SAN JOSE, Calif. – Hewlett-Packard rolled out the first version of its Project Moonshot, a processor-agnostic server which can use DSPs, FPGAs and GPUs as well as X86 and ARM SoCs. It initially uses an Intel Atom-based processor, but will come in versions sporting Texas Instruments’ Keystone SoCs as well chips from AMD, Applied Micro and Calxeda before the end of the year.
HP hopes to cover the waterfront with its new 1500-series chassis, a 4.3U system which can pack up to 45 processor or storage cartridges. It aims to deliver a wide range of configurations optimized for a variety of workloads.
For example, TI's Keystone SoCs will run an undisclosed but existing operating system on its four ARM A15 cores and handle security, seismic and other apps on its embedded DSPs. HP is also working with SRC Computers (Colorado Springs, Colo.), which has its own line of processors based on Altera Arria and Stratix FPGAs.

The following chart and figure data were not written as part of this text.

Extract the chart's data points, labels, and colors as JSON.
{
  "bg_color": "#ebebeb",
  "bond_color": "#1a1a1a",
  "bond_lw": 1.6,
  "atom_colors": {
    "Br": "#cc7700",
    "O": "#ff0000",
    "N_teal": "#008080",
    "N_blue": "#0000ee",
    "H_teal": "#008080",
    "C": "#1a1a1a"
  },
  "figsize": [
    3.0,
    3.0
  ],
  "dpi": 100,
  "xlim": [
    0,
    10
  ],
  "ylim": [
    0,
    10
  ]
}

Company executives called Moonshot a software-defined system, claiming it marks the next big wave in server design. They claim it draws 89 percent less energy, uses 80 percent less space and costs 77 percent less than HP’s current high volume server, the DL380.
Over the next few years, data centers will need as many as 10 million more servers, costing up to $20 billion and drawing as much power as two million US homes, said Meg Whitman, HP’s chief executive, speaking in an online video.“We’ve reached a point where the space, power and cost demands of traditional technology are no longer sustainable,” she said.
With its announcement, HP aims to maintain its position as the market leader in servers amid potentially disruptive shifts. A wide variety of ARM-based server SoCs are expected to emerge starting in 2014, and graphics processors are gaining traction for some highly parallel applications.
HP's first Moonshot system packs up to 45 processor or storage cartridges.
HP announced in June
that Intel’s Atom-based Centerton, aka the 2-GHz Atom S1260, will be the first cartridge available. The system also will support 32- and 64-bit ARM cartridges, the first of which could be available within six months.
In an online press event, HP showed a four-chip Calxeda cartridge. The company first announced Project Moonshot showing a Calxeda-based proof-of-concept design in 2011. It opened a lab letting customers try the ARM-based system as well as other prototypes that now have a total of 50 beta testers.